6 thoughts on “Mall Rant

  1. This is one of those sweeping policies that are just flawed from the get-go. How about this? If there’s a kid (or an adult for that matter) causing a problem? Throw ‘em out.

    Malls are on the outs anyway. Shops leaving left and right. It’s open-air shopping centers that they are building here. Seems to me the malls wouldn’t want to punish the patrons that remain.

  2. That’s what gets me, is that they have all of this security?
    I think they are trying to turn the mall into a high end establishment but yet it is in a working class/middle class neighborhood!

    I think I’ll be switching malls. I wish we had more open air shopping, well, not this time of the year :)

  3. They tried something like this down here some years back. The policy lasted about a month before the stores started screaming about how their profits had flatlined. Actually it ticked me off enough that I still don’t shop there.

    Apparently they don’t realise that there are responsible, reliable, decent people that simply have not turned 21 yet. If I remember correctly it all came to a head when a pair of active duty service people, in uniform, were turned away one saturday evening because one was one was 17.
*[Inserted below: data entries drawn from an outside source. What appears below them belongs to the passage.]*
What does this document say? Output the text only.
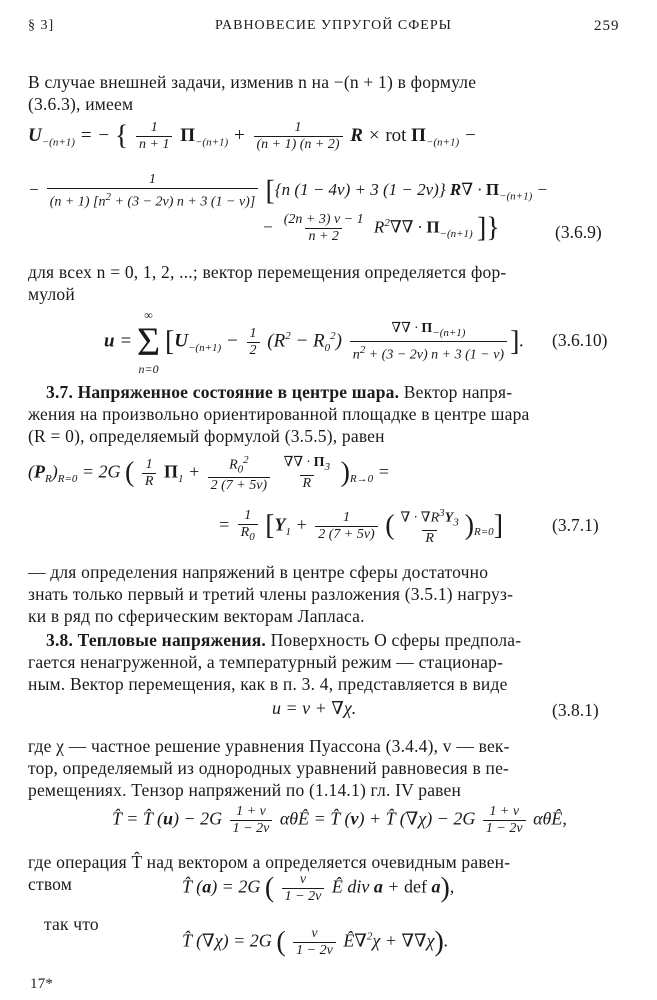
§ 3]	РАВНОВЕСИЕ УПРУГОЙ СФЕРЫ	259
В случае внешней задачи, изменив n на −(n + 1) в формуле
(3.6.3), имеем
$U_{-(n+1)}$ = − { $\frac{1}{n + 1} \Pi_{-(n+1)} + \frac{1}{(n + 1) (n + 2)}$ R × rot $\Pi_{-(n+1)}$ −
− $\frac{1}{(n + 1) [n^2 + (3 - 2\nu) n + 3 (1 - \nu)]} [\{n$ (1 − 4ν) + 3 (1 − 2ν)} $R\nabla \cdot \Pi_{-(n+1)}$ −
− $\frac{(2n + 3) \nu - 1}{n + 2} R^2\nabla\nabla \cdot \Pi_{-(n+1)}$ ]}	(3.6.9)
для всех n = 0, 1, 2, ...; вектор перемещения определяется фор-
мулой
u =
∞
Σ
n=0
[$U_{-(n+1)} - \frac{1}{2} (R^2 - R_0^2) \frac{\nabla\nabla \cdot \Pi_{-(n+1)}}{n^2 + (3 - 2\nu) n + 3 (1 - \nu)}$ ]. (3.6.10)
3.7. Напряженное состояние в центре шара. Вектор напря-
жения на произвольно ориентированной площадке в центре шара
(R = 0), определяемый формулой (3.5.5), равен
$(P_R)_{R=0} = 2G$ ( $\frac{1}{R} \Pi_1 + \frac{R_0^2}{2 (7 + 5\nu)}$
$\frac{\nabla\nabla \cdot \Pi_3}{R} )_{R\to 0}$ =
= $\frac{1}{R_0} [Y_1 + \frac{1}{2 (7 + 5\nu)}$ ( $\frac{\nabla \cdot \nabla R^3Y_3}{R} )_{R=0}$]	(3.7.1)
— для определения напряжений в центре сферы достаточно
знать только первый и третий члены разложения (3.5.1) нагруз-
ки в ряд по сферическим векторам Лапласа.
3.8. Тепловые напряжения. Поверхность O сферы предпола-
гается ненагруженной, а температурный режим — стационар-
ным. Вектор перемещения, как в п. 3. 4, представляется в виде
u = v + ∇χ.	(3.8.1)
где χ — частное решение уравнения Пуассона (3.4.4), v — век-
тор, определяемый из однородных уравнений равновесия в пе-
ремещениях. Тензор напряжений по (1.14.1) гл. IV равен
T̂ = T̂ $(u) - 2G \frac{1 + \nu}{1 - 2\nu}$ αθÊ = T̂ (v) + T̂ $(\nabla\chi) - 2G \frac{1 + \nu}{1 - 2\nu}$ αθÊ,
где операция T̂ над вектором a определяется очевидным равен-
ством	T̂ (a) = 2G ( $\frac{\nu}{1 - 2\nu}$ Ê div a + def a),
так что
T̂ (∇χ) = 2G ( $\frac{\nu}{1 - 2\nu}$ Ê∇$^2$χ + ∇∇χ).
17*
    Apparently you can enlist as young as 17 (with parental consent and a high school diploma) … go figure.

  4. Yeah – I think that is what gets me most is I remember what it was like to be a teenager and I was a fairly responsible one. Even when I didn’t have a driver’s license I still had gift cards to spend once in a while :)

    I might still walk at this mall cause it is close, but they just won’t get my money!